Time is a funny thing…..
When you are a kid it seems like time passes so slowly….creeping away.
I can remember anytime I was anticipating anything, the last day of school, my birthday, the holidays…a date…time did not even seem to move.
Waiting….waiting….waiting………dreaming of being all grown up and able to come and go as I pleased.
I can remember feeling like I could just be living on my own, making my own decisions and doing my own thing. And I was absolutely sure that I could do EVERYTHING better than my parents.
It didn’t take long with me actually being out on my own for me to realize how wonderful things were at home.
I saw that whole thing again when Denise turned 18…I could read it in her eyes, in her actions. What a dummy I was…man, we were just holding her back from growing as a person….
I think she sees things a little different now.
And here it is, Ethan’s turn….and it’s there again….that urge to try out wings that are being clipped by parental ties. Not that I expect him to try to fly away any time soon, but it’s in the air.

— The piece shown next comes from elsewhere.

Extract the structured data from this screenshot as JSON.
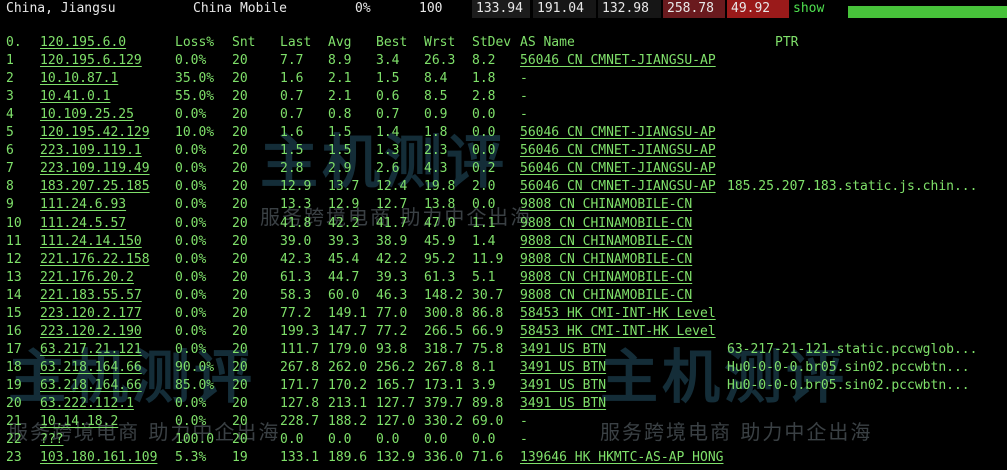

When I was a young girl of almost 21 I had a baby girl. I went to stay with my Mama since I knew literally nothing about having no baby. And my Mama that I was so anxious to leave patiently walked me through every aspect of care for the tiny life now in my charge.
She gave me the best advise I ever received from her as we were waiting to leave the hospital, she said “Make memories.”
I have tried to do just that.
But, time is a funny thing….it keeps spiraling away from me….rushing away at a breakneck speed and I can’t keep up with it.
And it seems that with every passing day the days pass faster and faster…..
Just like sands through the hour glass of time so are the days of our lives.